Первая еврейско-арабская война застала его в Тель-Авиве. Он описывал ее не отсиживаясь в каком-нибудь еврейском баре, а с передового края. Его красочные репортажи и очерки приводили в восторг американских и европейских читателей, в особенности еврейской национальности, а фоторазворот «Где противник?» – безбрежная пустыня, усеянная башмаками и сапогами гоев – принес Леви славу репортера–журналиста номер один.

В Израиле он заразился иудаизмом. Но еврейско-арабская война безразмерно затягивалась, превращаясь в изощрённые формы терроризма. Леви не улыбалось получить смертельную пулю. И все же он получил ее – в обе ягодицы навылет. Смешно, но больно… В Лос-Анджелесе он настолько подлечился, что стал подумывать о других мировых потрясениях. «Балтимор Сан» предложила ему Россию – дескать, там развивается и набирает силу диссидентское движение, и крепнут еврейские общины.

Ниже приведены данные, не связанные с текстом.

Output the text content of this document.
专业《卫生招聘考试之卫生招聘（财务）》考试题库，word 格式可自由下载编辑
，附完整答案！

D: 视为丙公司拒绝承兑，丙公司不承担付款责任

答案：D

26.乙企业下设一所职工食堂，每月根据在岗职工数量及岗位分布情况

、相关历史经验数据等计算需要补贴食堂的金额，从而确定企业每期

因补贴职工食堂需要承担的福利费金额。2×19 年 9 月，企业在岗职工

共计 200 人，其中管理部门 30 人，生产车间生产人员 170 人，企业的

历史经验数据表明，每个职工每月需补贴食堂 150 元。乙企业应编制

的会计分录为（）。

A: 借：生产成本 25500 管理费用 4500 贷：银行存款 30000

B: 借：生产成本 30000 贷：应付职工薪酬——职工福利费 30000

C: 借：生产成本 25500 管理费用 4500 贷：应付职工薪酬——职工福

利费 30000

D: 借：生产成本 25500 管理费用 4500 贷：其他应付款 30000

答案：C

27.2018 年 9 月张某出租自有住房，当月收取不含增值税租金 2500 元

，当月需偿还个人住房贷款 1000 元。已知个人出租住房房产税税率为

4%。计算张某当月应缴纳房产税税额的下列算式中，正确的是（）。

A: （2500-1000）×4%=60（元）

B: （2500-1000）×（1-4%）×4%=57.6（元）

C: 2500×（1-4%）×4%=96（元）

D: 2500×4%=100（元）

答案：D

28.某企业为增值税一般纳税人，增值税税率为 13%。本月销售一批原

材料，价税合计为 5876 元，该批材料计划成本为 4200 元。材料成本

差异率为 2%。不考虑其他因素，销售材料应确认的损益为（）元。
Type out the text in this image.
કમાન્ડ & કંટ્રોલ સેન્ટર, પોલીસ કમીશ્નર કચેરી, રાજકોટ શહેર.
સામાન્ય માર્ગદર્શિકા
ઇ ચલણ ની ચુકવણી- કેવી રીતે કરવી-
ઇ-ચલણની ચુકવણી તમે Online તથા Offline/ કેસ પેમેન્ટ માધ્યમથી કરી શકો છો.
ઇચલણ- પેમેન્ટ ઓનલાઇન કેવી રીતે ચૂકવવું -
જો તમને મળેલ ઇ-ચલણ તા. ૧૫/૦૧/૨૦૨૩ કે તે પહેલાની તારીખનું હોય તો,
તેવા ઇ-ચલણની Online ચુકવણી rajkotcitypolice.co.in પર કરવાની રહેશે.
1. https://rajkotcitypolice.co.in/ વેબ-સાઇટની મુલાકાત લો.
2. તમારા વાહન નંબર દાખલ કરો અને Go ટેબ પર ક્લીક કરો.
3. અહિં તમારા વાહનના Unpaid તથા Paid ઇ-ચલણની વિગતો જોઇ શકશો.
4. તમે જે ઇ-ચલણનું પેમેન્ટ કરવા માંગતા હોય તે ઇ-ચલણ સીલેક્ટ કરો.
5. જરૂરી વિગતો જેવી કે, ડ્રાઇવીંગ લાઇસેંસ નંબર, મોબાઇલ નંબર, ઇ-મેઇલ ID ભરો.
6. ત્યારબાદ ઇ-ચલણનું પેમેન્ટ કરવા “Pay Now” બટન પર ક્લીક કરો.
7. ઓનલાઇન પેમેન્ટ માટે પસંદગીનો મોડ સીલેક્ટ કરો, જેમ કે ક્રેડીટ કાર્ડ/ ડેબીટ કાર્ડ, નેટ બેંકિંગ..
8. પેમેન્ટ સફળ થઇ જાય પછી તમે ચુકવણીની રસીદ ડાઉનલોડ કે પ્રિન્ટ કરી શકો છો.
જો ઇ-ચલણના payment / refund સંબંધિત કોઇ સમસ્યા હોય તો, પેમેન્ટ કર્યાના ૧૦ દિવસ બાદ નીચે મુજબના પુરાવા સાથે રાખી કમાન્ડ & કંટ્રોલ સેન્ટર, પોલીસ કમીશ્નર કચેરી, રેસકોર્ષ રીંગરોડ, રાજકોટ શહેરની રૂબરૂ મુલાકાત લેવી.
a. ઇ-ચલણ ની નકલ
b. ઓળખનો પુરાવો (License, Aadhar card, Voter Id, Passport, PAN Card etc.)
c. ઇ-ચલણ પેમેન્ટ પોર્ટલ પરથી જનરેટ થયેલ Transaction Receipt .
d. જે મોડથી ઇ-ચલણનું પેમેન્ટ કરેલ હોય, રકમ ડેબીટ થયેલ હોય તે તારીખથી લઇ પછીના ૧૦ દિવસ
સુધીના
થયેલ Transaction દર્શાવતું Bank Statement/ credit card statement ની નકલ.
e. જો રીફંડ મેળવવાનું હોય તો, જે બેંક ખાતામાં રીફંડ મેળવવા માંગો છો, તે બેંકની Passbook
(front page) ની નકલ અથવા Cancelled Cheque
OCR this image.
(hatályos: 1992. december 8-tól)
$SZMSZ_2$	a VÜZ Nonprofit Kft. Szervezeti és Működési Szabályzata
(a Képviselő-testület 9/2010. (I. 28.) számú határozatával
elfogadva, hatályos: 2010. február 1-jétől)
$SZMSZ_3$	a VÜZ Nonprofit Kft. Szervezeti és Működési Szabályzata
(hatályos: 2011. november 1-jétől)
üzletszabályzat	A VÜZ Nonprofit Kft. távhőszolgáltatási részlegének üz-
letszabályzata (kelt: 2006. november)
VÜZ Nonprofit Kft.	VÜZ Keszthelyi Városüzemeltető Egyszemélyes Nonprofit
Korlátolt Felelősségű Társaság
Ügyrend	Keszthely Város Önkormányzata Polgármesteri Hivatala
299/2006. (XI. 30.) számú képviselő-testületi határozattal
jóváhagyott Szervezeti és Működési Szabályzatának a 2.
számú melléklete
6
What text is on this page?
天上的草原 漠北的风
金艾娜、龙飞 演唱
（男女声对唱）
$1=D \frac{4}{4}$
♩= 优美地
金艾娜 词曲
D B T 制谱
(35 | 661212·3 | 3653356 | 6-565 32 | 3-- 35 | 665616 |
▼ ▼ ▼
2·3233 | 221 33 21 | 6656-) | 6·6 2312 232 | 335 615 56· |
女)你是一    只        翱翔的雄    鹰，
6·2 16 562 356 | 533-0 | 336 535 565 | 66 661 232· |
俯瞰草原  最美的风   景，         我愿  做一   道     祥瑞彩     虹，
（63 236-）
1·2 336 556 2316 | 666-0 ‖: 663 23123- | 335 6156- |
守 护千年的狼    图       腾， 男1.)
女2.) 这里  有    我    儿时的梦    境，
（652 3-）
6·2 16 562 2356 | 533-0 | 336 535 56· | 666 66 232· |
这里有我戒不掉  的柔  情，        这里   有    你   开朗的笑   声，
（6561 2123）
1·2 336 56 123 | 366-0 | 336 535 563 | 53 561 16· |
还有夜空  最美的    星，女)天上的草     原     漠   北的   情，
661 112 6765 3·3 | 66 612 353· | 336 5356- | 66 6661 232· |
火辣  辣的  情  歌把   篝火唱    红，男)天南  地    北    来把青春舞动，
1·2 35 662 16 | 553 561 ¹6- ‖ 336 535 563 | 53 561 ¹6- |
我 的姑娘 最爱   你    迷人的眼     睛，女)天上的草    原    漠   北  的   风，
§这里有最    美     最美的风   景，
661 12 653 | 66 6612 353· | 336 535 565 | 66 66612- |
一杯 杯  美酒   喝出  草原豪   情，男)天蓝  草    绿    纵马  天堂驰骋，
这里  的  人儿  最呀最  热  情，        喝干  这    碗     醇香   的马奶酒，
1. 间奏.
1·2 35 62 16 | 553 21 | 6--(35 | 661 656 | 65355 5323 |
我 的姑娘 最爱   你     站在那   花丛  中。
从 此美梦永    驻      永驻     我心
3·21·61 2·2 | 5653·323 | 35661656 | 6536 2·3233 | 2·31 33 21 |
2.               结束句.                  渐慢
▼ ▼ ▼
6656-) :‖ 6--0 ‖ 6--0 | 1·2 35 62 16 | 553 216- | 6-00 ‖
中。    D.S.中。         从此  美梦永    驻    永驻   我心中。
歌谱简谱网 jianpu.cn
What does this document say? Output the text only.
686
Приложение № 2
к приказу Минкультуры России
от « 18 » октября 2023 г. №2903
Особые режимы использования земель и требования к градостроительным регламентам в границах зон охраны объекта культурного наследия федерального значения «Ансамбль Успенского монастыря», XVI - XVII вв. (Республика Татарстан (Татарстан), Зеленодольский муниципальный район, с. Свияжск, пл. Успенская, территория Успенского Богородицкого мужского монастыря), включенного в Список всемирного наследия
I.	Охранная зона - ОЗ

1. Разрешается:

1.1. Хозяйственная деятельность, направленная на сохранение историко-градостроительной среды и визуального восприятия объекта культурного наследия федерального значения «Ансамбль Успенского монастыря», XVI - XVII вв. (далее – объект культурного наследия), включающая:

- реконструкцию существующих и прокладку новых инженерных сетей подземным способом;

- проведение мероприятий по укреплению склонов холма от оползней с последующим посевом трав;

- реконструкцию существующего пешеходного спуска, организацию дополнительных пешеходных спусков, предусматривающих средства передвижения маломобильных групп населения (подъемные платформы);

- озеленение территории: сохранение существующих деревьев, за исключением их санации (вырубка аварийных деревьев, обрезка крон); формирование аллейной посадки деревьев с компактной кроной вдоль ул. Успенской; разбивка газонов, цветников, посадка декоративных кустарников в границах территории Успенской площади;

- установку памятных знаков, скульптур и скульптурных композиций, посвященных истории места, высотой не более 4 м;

Он приехал – все-таки родина далеких предков… Диссидентское движение и крепнущие еврейские общины – все оказалось полным враньем. Одних инакомыслящих принудили выехать за пределы СССР, других упрятали по психбольницам, третьи отбивали сроки в ИТУ, а еврейские общины только и думали, как бы побольше отправить своих евреев в Израиль. Кое-кого из диссидентов ему удалось разыскать по темным углам столицы. Но они жались от прямых бесцеремонных вопросов и слабо мямлили о «правозащитном движении и мирных правах человека». Миллиграммовая кучка населения, они не оставляли осадка ни в «народе», ни в «трудящихся», не говоря уж о «русском народе». «Я бы за загадочную русскую душу и полцента ломаного не дал, – говорил Леви. – Трусливая, а не загадочная. Хуже арабов».

Жил он на Кутузовском проспекте в доме для иностранцев, знакомств с ними не заводил, дипломатов в посольствах – «надутые индюки и индюшки» – чурался и жил, сообразуясь со своими привычками и наклонностями. Пил на полную, оскорбительно скандалил с гаишниками – бесшабашно ездил на семиместном Додже с помятыми крыльями (не джентльмен служит машине, а машина – джентльмену) – заводил в «удивительных местах» рисковые знакомства с художниками нонконформистами, ворьем, наркоманами и проститутками. Ночевал с ними, давал практические уроки секс-революции, завозился с шлюшонкой из сферы обслуживания и заработал от нее триппер. Накопив массу впечатлений, отправил в «Балтимор Сан» десяток статей и зарисовок с натуры и начал писать книгу «Хороши подмосковные вечера».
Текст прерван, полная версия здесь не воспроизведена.